The problem expands when I need to convey something new and soon. I stumbled on a solution accidentally using EN. EN has a record audio button in the note dialog. I use it to capture tasks and notes when I can’t get to a PC. I use it to record my talks as mentioned before to help me improve my presentations.

While I’m used to recording my talks, recording the pre-presentations is the “ah-ha” moment. In the EN note I put the key concepts and points in the talk. Then I use the record option to capture my initial brain dump ramblings on the topic. I play it back, capturing the concepts and details I like and discard the less salient points.

Eventually I draft the deck in the same note. I’m a huge fan of Garr Reynolds Presentation Zen and the presentations of Steve Jobs, Guy Kawasaki, Ze Frank, Alton Brown’s Good Eats (one of the best show-&-explain examples out there), and those who let the display set the story but the presenter to tell the story. This is the antithesis of the “death by PowerPoint” or “bullet pointed to death” exaggerations of boring to bad presentations.

For each slide I use EN to grab the pictures that might help convey the message I want to communicate. I write the slide text and any supporting materials.

As I iterate the mirror & timer test of my deck, I record them. I can go back and listen to older versions to make sure I move forward without losing content. I adjust the note to reflect the changes.
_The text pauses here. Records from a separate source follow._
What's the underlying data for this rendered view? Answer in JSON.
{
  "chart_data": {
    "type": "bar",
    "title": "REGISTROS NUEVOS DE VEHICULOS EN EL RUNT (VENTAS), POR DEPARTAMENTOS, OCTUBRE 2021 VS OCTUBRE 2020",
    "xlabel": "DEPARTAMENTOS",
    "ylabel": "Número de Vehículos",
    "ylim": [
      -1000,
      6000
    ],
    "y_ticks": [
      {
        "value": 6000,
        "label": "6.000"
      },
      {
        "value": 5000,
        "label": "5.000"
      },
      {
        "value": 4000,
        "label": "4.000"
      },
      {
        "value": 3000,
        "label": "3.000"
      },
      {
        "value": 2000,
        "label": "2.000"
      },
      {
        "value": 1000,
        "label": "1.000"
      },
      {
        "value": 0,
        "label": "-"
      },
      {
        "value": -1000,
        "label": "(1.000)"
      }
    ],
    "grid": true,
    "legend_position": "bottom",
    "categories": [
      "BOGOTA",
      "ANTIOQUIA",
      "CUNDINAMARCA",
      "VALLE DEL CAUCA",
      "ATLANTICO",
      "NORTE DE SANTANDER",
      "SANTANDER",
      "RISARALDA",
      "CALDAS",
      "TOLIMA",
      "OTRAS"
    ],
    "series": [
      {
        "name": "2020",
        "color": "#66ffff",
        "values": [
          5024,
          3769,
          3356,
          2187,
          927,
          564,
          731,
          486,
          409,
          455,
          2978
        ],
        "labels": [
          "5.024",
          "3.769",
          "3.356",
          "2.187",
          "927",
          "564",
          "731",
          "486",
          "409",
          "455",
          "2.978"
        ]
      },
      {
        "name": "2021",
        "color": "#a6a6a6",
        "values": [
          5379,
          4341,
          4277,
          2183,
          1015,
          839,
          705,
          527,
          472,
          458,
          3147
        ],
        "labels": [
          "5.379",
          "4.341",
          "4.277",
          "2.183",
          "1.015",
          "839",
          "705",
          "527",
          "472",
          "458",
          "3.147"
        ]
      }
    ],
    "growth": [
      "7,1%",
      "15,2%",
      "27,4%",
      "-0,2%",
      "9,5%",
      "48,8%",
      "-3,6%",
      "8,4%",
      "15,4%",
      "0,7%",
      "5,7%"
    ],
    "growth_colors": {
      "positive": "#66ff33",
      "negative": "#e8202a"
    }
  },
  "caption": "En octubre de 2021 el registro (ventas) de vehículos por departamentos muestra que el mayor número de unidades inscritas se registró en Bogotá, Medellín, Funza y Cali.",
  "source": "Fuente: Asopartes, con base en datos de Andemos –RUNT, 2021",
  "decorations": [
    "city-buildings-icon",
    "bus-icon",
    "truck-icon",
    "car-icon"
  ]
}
The last step I do is actually put the slide deck (ppt) together.

The folks who run such sessions want the presentation deck way ahead of the actual presentation. When they do, I give a dummy deck then send the final version as adjacent to the session as practical. Worst case I’ll ask to use the version on my USB stick. Those who want to vet content don’t care for that technique, but a live audience can surface other concerns.